Many forget that Stu Holden was a trialist at Bolton Wanderers (and Burnley before that) prior to Owen Coyle signing him until the end of the 2009/2010 season. The following September, after recovering from the De Jong leg break, Wanderers announced that Holden had signed a new three year deal, based on the manager's faith, keeping him at the club until the summer of 2013.
It was in the first year of that contract handed to Holden on faith alone that Wanderers fans saw the best of Holden. In the 2010/11 season, it was Bolton pushing for a spot in Europe and it was Stu Holden leading the charge in midfield, establishing him as one of the Premier League's best tacklers. Despite missing the last two months of the season, Holden had one of the highest tackle totals in the Premier League and surpassed that of Fabrice Muamba's, who had made 36 appearances that season, ten more than Stu. It was that ability that left everyone cheering for Holden.
That deal ran out in June but not before Dougie Freedman had offered the player a further year after a promising comeback with a few appearances for Bolton, five for Sheffield Wednesday, and eight for the United States Men's National Team all in the last few months of the 2012/13 campaign and following summer.
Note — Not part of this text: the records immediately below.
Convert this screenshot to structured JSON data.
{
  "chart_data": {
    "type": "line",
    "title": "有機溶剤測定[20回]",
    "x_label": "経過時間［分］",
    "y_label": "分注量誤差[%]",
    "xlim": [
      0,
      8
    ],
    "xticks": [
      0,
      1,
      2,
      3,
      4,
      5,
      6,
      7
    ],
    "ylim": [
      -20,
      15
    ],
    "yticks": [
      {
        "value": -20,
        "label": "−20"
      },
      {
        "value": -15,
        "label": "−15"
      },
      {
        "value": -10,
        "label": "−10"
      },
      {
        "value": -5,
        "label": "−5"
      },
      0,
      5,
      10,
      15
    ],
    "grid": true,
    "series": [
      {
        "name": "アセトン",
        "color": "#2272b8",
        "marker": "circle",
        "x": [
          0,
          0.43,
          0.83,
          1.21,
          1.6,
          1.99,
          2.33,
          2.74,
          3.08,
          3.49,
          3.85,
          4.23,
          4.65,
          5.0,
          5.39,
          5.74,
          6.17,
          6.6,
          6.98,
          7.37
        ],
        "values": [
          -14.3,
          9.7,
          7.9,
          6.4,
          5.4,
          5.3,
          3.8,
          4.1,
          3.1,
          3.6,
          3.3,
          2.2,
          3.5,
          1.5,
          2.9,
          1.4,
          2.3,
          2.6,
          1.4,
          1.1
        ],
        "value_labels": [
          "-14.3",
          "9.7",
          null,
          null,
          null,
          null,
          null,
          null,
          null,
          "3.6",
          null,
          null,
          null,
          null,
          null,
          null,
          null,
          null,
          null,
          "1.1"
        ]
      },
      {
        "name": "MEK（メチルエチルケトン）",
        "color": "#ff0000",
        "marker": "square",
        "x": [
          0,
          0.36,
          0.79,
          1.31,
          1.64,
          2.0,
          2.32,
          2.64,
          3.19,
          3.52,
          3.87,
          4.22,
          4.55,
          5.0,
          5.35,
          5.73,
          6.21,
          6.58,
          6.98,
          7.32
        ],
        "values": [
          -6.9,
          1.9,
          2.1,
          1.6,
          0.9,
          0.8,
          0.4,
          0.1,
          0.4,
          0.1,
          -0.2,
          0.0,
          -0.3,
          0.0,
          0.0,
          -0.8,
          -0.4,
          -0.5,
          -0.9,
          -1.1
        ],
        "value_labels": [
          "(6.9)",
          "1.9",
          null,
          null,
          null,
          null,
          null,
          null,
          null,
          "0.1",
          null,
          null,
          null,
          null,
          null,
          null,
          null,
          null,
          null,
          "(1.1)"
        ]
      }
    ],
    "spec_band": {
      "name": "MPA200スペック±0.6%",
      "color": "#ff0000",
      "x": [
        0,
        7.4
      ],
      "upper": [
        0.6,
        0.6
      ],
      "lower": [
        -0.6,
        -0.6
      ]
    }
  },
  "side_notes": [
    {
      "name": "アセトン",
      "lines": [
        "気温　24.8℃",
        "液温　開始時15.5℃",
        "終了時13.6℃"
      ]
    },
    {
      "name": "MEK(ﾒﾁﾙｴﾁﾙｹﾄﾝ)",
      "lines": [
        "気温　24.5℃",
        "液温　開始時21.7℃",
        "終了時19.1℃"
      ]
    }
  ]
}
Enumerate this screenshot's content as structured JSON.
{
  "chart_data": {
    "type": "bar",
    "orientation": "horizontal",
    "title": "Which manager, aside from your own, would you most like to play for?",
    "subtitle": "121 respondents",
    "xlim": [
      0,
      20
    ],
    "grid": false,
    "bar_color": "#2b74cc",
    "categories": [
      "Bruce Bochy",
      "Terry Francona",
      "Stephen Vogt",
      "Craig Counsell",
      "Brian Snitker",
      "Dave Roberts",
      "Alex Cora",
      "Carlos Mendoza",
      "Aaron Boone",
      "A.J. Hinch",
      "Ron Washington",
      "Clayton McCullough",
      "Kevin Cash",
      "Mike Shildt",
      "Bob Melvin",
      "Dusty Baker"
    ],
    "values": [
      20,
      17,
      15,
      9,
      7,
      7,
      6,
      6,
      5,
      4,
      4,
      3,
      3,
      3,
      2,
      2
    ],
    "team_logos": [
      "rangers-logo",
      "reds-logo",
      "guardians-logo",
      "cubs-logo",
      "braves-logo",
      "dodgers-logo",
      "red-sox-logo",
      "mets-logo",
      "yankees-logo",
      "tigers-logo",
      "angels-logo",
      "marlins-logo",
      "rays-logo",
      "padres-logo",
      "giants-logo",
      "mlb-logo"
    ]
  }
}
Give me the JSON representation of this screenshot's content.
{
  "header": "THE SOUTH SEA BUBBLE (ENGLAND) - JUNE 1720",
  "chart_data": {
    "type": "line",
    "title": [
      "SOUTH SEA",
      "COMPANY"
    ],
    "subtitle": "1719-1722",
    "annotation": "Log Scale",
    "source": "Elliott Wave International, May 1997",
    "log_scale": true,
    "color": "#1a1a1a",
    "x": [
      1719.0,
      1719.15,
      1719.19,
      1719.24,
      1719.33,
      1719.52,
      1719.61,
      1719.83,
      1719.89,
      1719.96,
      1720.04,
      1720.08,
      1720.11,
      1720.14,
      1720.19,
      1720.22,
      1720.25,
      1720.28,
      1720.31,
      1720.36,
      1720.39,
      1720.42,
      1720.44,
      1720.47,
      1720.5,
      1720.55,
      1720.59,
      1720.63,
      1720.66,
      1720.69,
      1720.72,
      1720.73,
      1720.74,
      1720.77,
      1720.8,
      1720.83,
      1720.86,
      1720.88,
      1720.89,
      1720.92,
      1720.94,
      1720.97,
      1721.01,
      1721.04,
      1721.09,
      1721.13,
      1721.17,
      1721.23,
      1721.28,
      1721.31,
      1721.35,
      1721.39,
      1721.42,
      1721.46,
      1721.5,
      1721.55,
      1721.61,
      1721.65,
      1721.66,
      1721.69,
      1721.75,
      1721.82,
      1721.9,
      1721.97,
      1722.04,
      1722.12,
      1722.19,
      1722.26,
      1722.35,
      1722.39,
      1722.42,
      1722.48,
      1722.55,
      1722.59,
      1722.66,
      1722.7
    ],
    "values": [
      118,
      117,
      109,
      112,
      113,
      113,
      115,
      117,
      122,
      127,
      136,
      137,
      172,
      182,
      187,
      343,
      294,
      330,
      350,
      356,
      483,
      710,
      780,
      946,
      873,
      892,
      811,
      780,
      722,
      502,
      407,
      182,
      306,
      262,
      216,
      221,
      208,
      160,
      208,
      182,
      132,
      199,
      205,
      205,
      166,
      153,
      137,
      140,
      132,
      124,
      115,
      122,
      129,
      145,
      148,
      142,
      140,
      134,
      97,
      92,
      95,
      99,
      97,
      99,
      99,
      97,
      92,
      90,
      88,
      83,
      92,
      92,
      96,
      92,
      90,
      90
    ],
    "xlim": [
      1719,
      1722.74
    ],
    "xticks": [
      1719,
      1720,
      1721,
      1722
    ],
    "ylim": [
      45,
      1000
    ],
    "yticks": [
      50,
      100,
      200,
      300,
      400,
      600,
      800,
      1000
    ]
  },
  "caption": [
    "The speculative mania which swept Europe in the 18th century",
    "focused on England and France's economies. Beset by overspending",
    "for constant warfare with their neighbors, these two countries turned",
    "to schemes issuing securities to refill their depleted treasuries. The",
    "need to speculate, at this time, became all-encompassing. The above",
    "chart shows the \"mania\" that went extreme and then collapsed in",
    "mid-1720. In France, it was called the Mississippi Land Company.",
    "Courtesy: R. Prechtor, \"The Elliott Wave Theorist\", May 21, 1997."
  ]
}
The American's wages are easily more than the $34,728.75 that he made per year in Major League Soccer but they will not have been anywhere near the level of some of the club's highest earners. It begs the question of just how much of an impact Holden's wages really have on an already relatively high wage bill. The player will not be earning nearly as much as people think he is.
Footballers injured in the line of international duty is a pretty common occurrence and as such, many national federations like the Football Association carry personal injury insurance on their players. Holden, hurt playing for the United States Soccer Federation could be covered by such a policy (waiting for confirmation of the fact in the case of the US) which would alleviate much of the financial burden on Bolton.
Then, we get to the injuries. Stu Holden has had enough injuries in his relatively short career to last a lifetime already. In 2005, after signing with Sunderland, Holden's eye socket was fractured outside of a bar in Newcastle during an attack. In 2010, Nigel De Jong broke Stu's right leg. In 2011, Jonny Evans' studs caused ligament, bone, and cartilage damage to Holden's left knee. Against Panama last Sunday, Holden tore the anterior cruciate ligament in his right knee. A torn ligament isn't as severe as a ruptured ligament and gives hope that Stu can see a fair bit of game time in the 2013/14 Championship season.
This is a player that has shown an incredible amount of resilience in the face of adversity over the last eight years and he has already made a promise to come back stronger. Instead of completely writing the player off, especially as he is under contract and Wanderers aren't offering anything new just yet, let the man fight to get back.